We begin with their preparatory flights when the pigeons have had their first eight days on widowhood. We keep things very simple. Instead of having the pigeons train at home, in the evening we basket them and we release them ten kilometres away. What comes next? When they arrive home they continue to fly until they have been in the air for at least a full hour. We do not take them away very often. We usually basket them three times: usually two flights of 10km and one of 20km, all in a single week. The pigeons have been on widowhood for fourteen days when they are basketed for the first time.
How do we prepare the pigeons for the races?
First of all I want to point out that we never use hens to motivate our racing birds in the months before the racing season: we never show the hens before or after a flight. We try to keep the pigeons as calm as possible until the season kicks off.
My pigeons are usually taken away to Lessen, which is a distance of 50km. The pigeons have to stay in the basket for one night. Sometimes we basket them for Quiévrain instead, which is 80km away. Still I prefer a flight of 50km from Essen, because this flight is always on a Monday and on the following Sunday I basket my old birds for Noyon (180km) every season. The yearlings are basketed for Lessen, Quiévrain and twice for Noyon. The yearlings are not raced!
In the first part of the season the yearlings have no partners. This means I want my pigeons to be at their best later on. The old birds are basketed for Noyon (180km) as always and then they are taken away to Dourdan or Etampes for a trip of 320km.
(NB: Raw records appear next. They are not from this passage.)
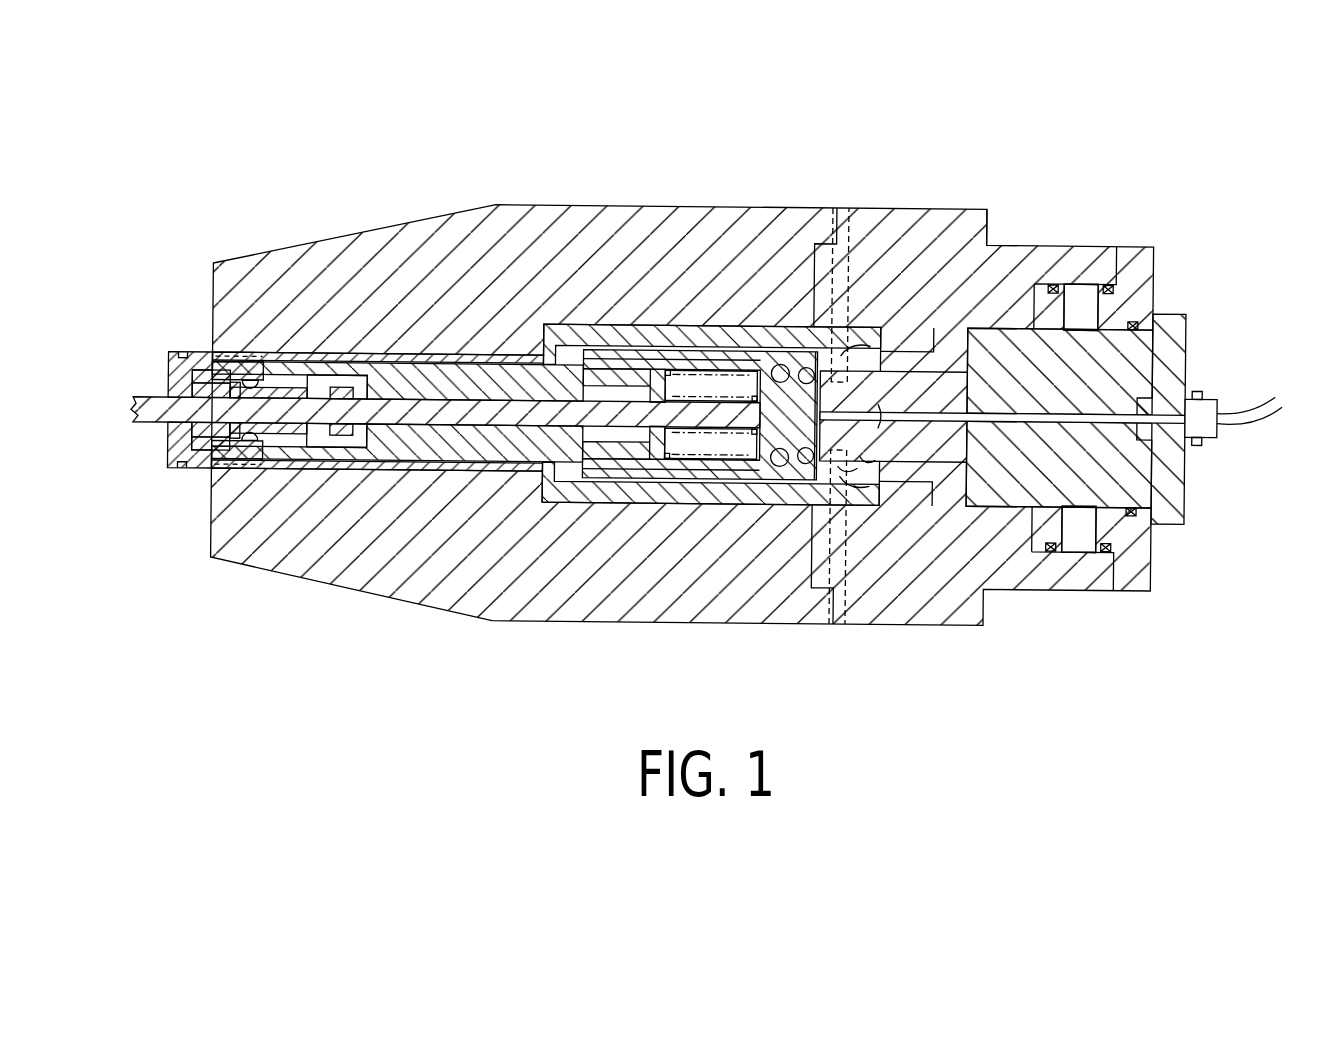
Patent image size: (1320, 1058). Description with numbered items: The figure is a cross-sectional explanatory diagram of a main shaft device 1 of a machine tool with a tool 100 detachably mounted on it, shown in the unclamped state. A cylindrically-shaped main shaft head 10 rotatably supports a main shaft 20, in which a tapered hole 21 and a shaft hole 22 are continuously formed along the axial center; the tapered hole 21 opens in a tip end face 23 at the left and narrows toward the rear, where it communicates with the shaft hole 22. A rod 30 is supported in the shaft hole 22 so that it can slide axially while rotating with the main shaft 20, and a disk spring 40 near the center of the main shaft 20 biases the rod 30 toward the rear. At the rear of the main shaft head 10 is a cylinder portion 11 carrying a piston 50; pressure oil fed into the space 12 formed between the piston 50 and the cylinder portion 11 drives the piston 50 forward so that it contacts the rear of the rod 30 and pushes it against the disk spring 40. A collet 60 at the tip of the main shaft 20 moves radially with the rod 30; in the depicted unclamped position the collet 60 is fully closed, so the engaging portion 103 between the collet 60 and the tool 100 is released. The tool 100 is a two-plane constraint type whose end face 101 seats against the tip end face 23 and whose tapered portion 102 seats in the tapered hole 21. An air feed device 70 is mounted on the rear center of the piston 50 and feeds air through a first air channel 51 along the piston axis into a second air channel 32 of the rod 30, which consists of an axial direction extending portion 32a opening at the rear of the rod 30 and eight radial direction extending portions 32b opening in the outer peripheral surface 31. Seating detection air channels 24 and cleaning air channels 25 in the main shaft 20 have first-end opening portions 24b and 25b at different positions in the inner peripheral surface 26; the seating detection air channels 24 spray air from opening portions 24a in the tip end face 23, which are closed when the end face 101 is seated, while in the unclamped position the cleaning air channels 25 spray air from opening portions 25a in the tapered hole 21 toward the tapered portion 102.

The main shaft device 1 is at (1080, 122).
The main shaft head 10 is at (549, 207).
The cylinder portion 11 is at (1078, 256).
The space 12 is at (1082, 302).
The main shaft 20 is at (655, 326).
The tapered hole 21 is at (223, 352).
The shaft hole 22 is at (463, 402).
The tip end face 23 is at (216, 354).
The seating detection air channel 24 is at (823, 330).
The opening portion 24a is at (194, 360).
The opening portion 24b is at (864, 363).
The cleaning air channel 25 is at (806, 358).
The opening portion 25a is at (247, 380).
The opening portion 25b is at (800, 352).
The inner peripheral surface 26 is at (778, 360).
The rod 30 is at (855, 338).
The outer peripheral surface 31 is at (882, 346).
The second air channel 32 is at (862, 676).
The axial direction extending portion 32a is at (880, 432).
The radial direction extending portion 32b is at (840, 478).
The disk spring 40 is at (708, 375).
The piston 50 is at (1006, 352).
The first air channel 51 is at (1007, 405).
The collet 60 is at (338, 388).
The air feed device 70 is at (1216, 450).
The tool 100 is at (161, 485).
The end face 101 is at (222, 447).
The tapered portion 102 is at (233, 442).
The engaging portion 103 is at (248, 376).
They are not raced so they have no hens either. I admit that our focus is on the first national race from Brive (or Limoges this season), which is usually on the first Saturday of June. This means we train the pigeons until they can cover a distance of 320km. Then they can stay at home for at least 14 days before they are basketed again on the first Wednesday of July. That is when they can see their hens for a very short while. Meanwhile we continue to train them here at home.